Il me semble que vous vous êtes livré ici à un bien laborieux exercice d’explication de texte (ou de discours), en voulant expliquer à la place de Mustafa Abdeljalil ce que vous auriez souhaité qu’il n’osât jamais dire, comme si, à la manière d’un enfant, vous lui aviez dicté un texte dont il aurait perdu le fil, par égarement ou par inattention ! D’où votre apparent agacement. Votre paternalisme.

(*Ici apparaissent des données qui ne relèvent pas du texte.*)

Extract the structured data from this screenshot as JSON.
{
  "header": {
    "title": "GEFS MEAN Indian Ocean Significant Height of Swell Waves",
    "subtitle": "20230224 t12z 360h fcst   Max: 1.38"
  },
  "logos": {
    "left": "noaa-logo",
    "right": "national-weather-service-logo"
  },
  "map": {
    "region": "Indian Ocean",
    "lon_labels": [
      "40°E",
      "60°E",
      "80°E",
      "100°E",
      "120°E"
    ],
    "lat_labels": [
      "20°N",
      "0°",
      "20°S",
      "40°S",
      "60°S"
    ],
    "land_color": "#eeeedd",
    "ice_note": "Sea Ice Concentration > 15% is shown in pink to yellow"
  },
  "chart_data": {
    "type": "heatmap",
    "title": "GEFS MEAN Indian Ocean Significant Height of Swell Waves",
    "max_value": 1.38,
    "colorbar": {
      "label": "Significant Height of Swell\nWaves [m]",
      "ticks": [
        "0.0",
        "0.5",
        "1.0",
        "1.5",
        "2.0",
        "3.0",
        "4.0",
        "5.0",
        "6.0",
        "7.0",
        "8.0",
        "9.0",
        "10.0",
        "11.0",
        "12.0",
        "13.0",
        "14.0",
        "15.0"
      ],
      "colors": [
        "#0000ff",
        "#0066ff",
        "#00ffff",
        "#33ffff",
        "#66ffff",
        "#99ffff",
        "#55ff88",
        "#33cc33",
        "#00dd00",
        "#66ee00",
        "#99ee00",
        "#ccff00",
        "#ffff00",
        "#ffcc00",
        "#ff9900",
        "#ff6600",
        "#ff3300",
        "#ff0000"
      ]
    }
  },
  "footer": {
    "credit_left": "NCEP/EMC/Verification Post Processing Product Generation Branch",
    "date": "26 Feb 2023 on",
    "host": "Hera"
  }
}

Vous vous proposez ainsi, agacé, de nous réexpliquer, à sa place, ce qu’il a voulu dire, de nous clarifier le mot « charia » tel que Mustafa Abdeljalil l’aurait voulu signifier et, donc, de nous laisser entrevoir ce que ce mot, tel qu’utilisé par Mustafa Abdeljalil, voudra dire pour la Libye de demain. Cette Libye de demain, cette Libye de la charia apaisée que vous définissez déjà à la place des Libyens alors même que, dans le même temps, vous nous rappelez, bien contradictoirement, que nous devons attendre, avant que de paniquer, « pour savoir à quoi ressemblera cette Libye, attendre la Constituante dans huit mois. Puis les élections générales. Puis le type de gouvernement qui en sortira. » Mais, osera-t-on vous demander, un gouvernement par qui ? Par les Libyens ou par l’Occident ? Ne vous semble-t-il pas drôle que ce soit vous, un homme de l’Ouest, un Français, fût-il philosophe, fût-il gourou, qui dussiez vous mêler de nous définir quelque chose qui relève désormais de la politique intérieure d’une Libye supposée « libre », donc indépendante de tout dictat externe ou interne ?

Que de contorsions, donc, pour expliquer, à la place des Libyens, des termes dont vous ne semblez pourtant pas mesurer l’élasticité réelle, tant ils restent tributaires de ce que les philosophes humanistes, pourtant, reconnaissent comme relevant du type de relativité culturelle qui, justement, ne permet aucune confusion entre, d’une part, l’idée que l’Occident se fait du reste du monde, et d’autre part, l’idée que le reste du monde se fait de lui-même. Ainsi, quand vous réduisez ce que vous avez fait de « votre » Libye à ce que vous appelez le « grand schisme qui traverse le monde musulman, de l’affrontement historique (et, désormais, démocratique) entre les deux islams, celui des Lumières et celui des ténèbres, celui des modérés et celui des extrémistes », il me semble que vous allez bien trop vite en besogne, surtout quand vous interprétez ce schisme, obligatoirement, comme une « main tendue à l’Europe », c’est-à-dire une abdication des Libyens face aux valeurs occidentales.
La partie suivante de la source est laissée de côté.